State Road 330 ran from US 30 in Schererville to SR 230 near Merrillville. SR 330 was an old alignment of US 30 and also of the Lincoln Highway.

== State Road 334 ==

State Road 334 in the U.S. state of Indiana was a six-mile (10 km) route in southeastern Boone County. Its western terminus was Interstate 65 and its eastern terminus was at US 421

State Road 334 was decommissioned by the Indiana Department of Transportation in the summer of 2011 and turned over to local units of government. The portion within the Town of Whitestown was turned over to it and the portion within the Town of Zionsville was turned over to it. The bridges along the route were turned over to Boone County.

== State Road 343 ==

State Road 343 ran from SR 43 in Cloverdale west to SR 243. It ran for 4.1 miles. The road is now known as Robert Weist Avenue in Cloverdale.

== State Road 345 ==

State Road 345 connected the small communities of Lincoln City and Dale in Spencer County.

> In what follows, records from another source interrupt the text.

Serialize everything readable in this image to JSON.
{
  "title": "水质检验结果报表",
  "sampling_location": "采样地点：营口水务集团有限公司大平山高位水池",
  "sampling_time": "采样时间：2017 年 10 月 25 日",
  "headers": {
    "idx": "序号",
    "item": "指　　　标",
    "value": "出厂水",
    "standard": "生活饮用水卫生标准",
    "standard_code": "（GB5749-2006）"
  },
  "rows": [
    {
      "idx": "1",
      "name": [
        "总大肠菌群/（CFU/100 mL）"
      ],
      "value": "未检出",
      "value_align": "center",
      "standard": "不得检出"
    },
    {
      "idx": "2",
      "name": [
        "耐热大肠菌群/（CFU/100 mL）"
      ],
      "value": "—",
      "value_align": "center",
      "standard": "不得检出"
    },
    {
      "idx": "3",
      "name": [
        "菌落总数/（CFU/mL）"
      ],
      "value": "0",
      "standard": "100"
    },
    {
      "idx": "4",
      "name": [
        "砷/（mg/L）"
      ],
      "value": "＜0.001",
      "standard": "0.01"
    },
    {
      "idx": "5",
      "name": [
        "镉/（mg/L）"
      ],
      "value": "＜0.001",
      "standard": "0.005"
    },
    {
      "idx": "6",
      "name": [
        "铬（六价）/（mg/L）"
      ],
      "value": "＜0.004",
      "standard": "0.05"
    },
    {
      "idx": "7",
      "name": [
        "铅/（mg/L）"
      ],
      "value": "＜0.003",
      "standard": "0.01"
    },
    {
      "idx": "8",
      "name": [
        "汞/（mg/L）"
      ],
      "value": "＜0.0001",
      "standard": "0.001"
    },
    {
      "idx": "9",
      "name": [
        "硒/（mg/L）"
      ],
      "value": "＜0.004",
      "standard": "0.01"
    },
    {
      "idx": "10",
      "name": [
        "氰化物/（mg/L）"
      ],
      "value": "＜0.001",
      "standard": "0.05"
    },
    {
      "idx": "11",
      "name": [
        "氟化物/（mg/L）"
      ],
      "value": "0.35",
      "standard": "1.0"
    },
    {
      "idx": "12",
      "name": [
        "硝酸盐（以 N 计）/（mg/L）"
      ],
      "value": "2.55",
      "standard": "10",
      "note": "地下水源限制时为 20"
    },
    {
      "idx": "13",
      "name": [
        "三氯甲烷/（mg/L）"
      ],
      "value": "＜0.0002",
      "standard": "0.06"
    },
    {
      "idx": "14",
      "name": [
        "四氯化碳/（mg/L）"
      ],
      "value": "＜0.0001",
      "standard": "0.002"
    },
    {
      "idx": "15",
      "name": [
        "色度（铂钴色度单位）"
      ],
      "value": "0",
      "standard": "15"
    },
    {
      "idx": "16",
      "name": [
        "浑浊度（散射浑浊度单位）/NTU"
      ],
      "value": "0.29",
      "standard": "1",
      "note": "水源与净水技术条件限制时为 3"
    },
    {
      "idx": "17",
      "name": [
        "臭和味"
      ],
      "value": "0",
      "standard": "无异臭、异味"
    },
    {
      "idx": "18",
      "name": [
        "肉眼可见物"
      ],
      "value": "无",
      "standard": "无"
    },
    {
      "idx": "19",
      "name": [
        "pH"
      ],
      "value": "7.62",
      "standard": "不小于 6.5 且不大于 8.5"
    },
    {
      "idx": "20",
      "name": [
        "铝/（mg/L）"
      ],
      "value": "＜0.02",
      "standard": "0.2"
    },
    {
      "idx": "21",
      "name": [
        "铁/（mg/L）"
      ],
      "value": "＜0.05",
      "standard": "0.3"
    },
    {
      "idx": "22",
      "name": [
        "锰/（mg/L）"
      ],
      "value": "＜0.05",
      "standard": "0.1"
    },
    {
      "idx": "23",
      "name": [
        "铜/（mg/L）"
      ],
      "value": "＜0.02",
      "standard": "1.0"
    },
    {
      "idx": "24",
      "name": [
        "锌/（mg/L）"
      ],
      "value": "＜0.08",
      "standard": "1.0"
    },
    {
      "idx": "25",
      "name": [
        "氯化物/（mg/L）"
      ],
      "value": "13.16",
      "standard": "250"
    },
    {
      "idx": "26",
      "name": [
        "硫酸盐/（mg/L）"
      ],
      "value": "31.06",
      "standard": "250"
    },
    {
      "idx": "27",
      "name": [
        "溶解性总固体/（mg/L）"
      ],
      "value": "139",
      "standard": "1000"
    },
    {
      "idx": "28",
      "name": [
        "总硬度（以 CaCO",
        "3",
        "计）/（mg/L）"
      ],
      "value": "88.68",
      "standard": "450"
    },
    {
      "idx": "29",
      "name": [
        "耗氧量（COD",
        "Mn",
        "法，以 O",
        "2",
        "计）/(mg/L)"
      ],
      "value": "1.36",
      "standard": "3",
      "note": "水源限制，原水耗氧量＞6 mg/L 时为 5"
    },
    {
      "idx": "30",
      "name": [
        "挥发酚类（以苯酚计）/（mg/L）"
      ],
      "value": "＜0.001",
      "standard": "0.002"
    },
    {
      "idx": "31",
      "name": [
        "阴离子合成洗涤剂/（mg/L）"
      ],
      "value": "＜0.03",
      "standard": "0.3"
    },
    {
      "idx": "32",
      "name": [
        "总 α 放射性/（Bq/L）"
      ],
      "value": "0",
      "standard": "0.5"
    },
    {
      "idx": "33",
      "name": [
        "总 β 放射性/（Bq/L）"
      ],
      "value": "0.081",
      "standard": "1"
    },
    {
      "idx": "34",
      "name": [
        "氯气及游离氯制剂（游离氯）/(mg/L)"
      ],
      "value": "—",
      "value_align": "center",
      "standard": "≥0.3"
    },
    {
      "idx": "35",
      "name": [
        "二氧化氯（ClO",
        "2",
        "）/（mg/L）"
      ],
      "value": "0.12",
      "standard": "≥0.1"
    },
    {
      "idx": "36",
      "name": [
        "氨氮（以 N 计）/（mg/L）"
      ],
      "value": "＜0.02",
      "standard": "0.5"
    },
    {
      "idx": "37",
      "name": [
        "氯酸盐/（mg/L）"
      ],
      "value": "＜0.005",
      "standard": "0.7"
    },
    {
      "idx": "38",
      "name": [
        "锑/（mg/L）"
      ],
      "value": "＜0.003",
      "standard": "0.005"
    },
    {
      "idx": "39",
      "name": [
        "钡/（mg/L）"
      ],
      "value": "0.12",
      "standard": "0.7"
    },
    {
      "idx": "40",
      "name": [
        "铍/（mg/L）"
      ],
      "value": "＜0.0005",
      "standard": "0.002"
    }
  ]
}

The southern terminus was at State Road 162 at the entrances to both the Lincoln Boyhood National Memorial and Lincoln State Park. Its northern terminus was at U.S. 231 and State Road 62 south of Dale. This intersection was relocated a short distance south when the new-terrain U.S. 231 was built.

Today, former State Road 345 is Spencer County Road 300 East. It is, at least at its southern terminus, signed as part of the Lincoln Heritage Trail which was designated in the 1960s in Illinois, Indiana and Kentucky.

== State Road 346 ==

State Road 346 ran from SR 45/SR 46 near Bloomington to SR 146 in Bloomington. SR 346 followed a part of 17th Street and Dunn Street in Bloomington, connecting State Road 46.

== State Road 367 ==

State Road 367 was a short highway located in Marion County during the 1930s and 1960s, routed primarily along Pendleton Pike and Massachusetts Avenue. Its northern terminus was the junction with U.S. 36 and S.R. 67 at 38th Street and Pendleton Pike, and its southern terminus was the junction with U.S. 31 in downtown Indianapolis at Meridian Street. The route was sometimes marked as "Truck 367" on maps.